Esto no quiere decir que un tono compuesto de moderación pero también de firmeza, esté exento de extremidades. Con todo el control de los matices de la voz, su coloratura y sus inflexiones se puede decir la más horrenda brutalidad. Pero el efecto nunca será el mismo, sobre todo cuando -como sucede en un aula- hay una profunda asimetría entre el docente, que tiene el poder, y sus alumnos, que carecen del mismo. El tono se ha convertido (o siempre lo fue) en algo tan vital, que finalmente termina condicionando lo que supuestamente debería ser el fondo del asunto, hasta opacarlo en toda su completud. De la airada exposición de Radetich quedó flotando en la construcción del sentido -que es lo vital, donde se juega la suerte de la política- más su forma desaforada que sus críticas a Macri, por ejemplo.

Nadie, por otro lado, objeta lo que sería una necedad: negar el acto político, como si la escuela estuviera en la Vía Láctea, porque además todos los actos de nuestra vida son políticos. Y mucho más los actos que nos vinculan con los otros, con la necesaria otredad. Ese puente sutil, estrecho y delicado es por el que debe caminar el docente, con su ideología, con sus ideas, con su visión del mundo, pero sobre todo con su respeto. En la antevíspera el Presidente, que parece no encontrarle ningún valor al silencio, se refirió a un "formidable debate" ocurrido en la clase de la profesora Radetich. El argumento es falaz porque el debate ocurre, siempre, entre pares. Y no hay nada más impar que un profesor y sus alumnos. Si pensamos sustancialmente en los modos, en la forma, en el tono, podríamos tranquilamente imaginar la misma escena en el aula pero produciéndose en un discurrir cordial, plural, respetuoso, con más pasión por la escucha del otro que por la enunciación propia. Y en la mixtura de esas ideas que se contraponen y colisionan, por esa rendija mínima aparecería el fulgor imprescindible, el del pensamiento crítico, puesto que supongo no debe haber mejor valor agregado para quien está al frente de un aula que enseñarles a pensar por sí mismos a sus alumnos.

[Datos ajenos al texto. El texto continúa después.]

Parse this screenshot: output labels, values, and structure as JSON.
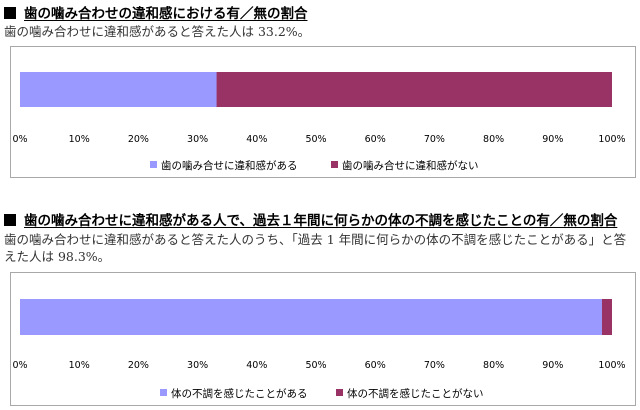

Mi lectora joven, con su disquisición acerca del primer artículo que escribí sobre este tema, también me indujo a revisar un asunto determinante en el oficio del narrador: qué tono usamos para contar una historia. Sabemos que podemos tener la mejor historia en nuestras manos, pero también sabemos que fracasará sin pena ni gloria si erramos en la forma de contarla.